22 insightful thoughts

  1. good. i’d like to see some fresh blood in there. all those people above are in some way responsible for the the disastrous last 5 years.

  2. So, basically everybody you stalk leaves Microsoft. I bet there are a few people inside MS who would like for you to start following Ballmer. 🙂

  3. All the best for him! The blue orb is one of the best design decisions made for Vista and could end in a new design metaphor for important tasks in combination with the Office menu and Windows Live orb. (Where the orange theme for AERO glass is one of the worst. 😉 )

    Wasn’t the frog design team responsible for “Luna”? These icons are still the best ever created for an ui, period! So, maybe there is hope we will get a shadow under IE’s icon in version 7.5? ;P

  4. @steve: Maybe. From an objective standpoint Vista’s ui has the worst quality of all versions but this must not be the fault of the design team itself. I belief that there are a lot of intern problems in self-organisation that causes this.

    So maybe MS will hire frog & fish (or buy them both :o) )

  5. wow, now virtually everyone who worked on Longhorn is gone! I wonder if it has anything to do with MS’s attempt to get rid of the “longhorn” OS. Tjeerd will be missed none the less.

  6. There are many great designers, and I think that most of the designers/developers in MS actually ARE replacable. They’re not gods. Nonetheless, I wish him the best of luck too 🙂

  7. Microsoft losing staff, because other companies has grown up and provided better conditions for working. Few people would work for idea

  8. Oh my gosh “change” is a good thing. Even Walt Disney wanted the rides at his theme parks to always change! (And people still seem to whine, as you seem to be doing)

    While it’s “sad” to have smart people leave a company, it’s fine because new people will replace them.

    Blake Handler
    Microsoft MVP

  9. @Blake Handler: I couldn’t agree more with you. There are many talented people in this business and I don’t like the evangelism around a selected few of them.

    As a musician I know that you can get good by practising on one piece a long time. But to be great, you’ll have to gain more experience by exploring different pieces/genres.

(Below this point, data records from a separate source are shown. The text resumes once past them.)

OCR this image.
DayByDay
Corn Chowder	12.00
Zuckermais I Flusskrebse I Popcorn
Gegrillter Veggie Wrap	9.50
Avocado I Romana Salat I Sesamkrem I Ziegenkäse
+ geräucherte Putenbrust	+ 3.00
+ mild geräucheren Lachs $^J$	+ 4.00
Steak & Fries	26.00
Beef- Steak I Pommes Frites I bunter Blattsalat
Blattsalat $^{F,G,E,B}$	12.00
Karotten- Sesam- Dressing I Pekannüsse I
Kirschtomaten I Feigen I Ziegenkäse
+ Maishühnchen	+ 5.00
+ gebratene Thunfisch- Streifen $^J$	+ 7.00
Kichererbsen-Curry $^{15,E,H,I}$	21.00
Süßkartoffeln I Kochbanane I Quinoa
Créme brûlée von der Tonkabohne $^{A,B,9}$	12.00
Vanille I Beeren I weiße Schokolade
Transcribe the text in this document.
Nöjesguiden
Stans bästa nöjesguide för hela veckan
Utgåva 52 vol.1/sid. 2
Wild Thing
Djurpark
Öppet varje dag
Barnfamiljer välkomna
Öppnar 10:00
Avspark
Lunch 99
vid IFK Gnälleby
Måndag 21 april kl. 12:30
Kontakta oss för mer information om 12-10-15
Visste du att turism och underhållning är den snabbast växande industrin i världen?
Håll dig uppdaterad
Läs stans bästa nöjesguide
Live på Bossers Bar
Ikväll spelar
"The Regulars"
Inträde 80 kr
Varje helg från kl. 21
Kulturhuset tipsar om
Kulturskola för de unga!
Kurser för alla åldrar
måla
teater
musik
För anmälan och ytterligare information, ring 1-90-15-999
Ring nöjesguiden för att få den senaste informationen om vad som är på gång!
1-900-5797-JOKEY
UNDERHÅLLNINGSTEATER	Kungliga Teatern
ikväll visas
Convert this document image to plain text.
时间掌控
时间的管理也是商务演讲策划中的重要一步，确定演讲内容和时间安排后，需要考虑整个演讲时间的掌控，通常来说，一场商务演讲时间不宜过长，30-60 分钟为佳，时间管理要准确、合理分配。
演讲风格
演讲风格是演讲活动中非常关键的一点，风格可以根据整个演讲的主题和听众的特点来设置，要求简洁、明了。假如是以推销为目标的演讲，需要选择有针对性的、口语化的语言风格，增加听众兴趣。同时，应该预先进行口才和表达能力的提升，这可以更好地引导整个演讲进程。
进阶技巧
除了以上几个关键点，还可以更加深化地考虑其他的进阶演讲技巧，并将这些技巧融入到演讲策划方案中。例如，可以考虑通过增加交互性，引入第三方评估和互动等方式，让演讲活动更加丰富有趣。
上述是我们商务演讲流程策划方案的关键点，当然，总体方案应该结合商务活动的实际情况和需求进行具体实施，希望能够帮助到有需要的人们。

    It’s the same with work. I think fresh will do him good, and as stated in the article; we’re not going to loose him in the world of Windows.

  10. @Morten

    As Microsoft grew past its humble origins, each and every employee got increasingly more replaceable. I think that, by now, even Ballmer and Gates could safely retire and Wall Street (which is to say “everybody that counts”) would barely notice.

    Still, this is not good for a company to be comprised of replaceable people. It starts to lose identity. Can you point the “vision” behind Vista? Or Exchange? Or Office 2007? I can’t – it’s a comitee-designed

    Microsoft is fixable, but it won’t be easy.

  11. Sorry… Hitting submit too early…

    Vista, Exchange and Office 2007 are designed by committee. They lack the consistence you can only achieve with a single vision. They can be huge, but not great.

  12. I guess Long will either be following Tjeerd all the way to frogdesigns or he would find another person to stalk at MS.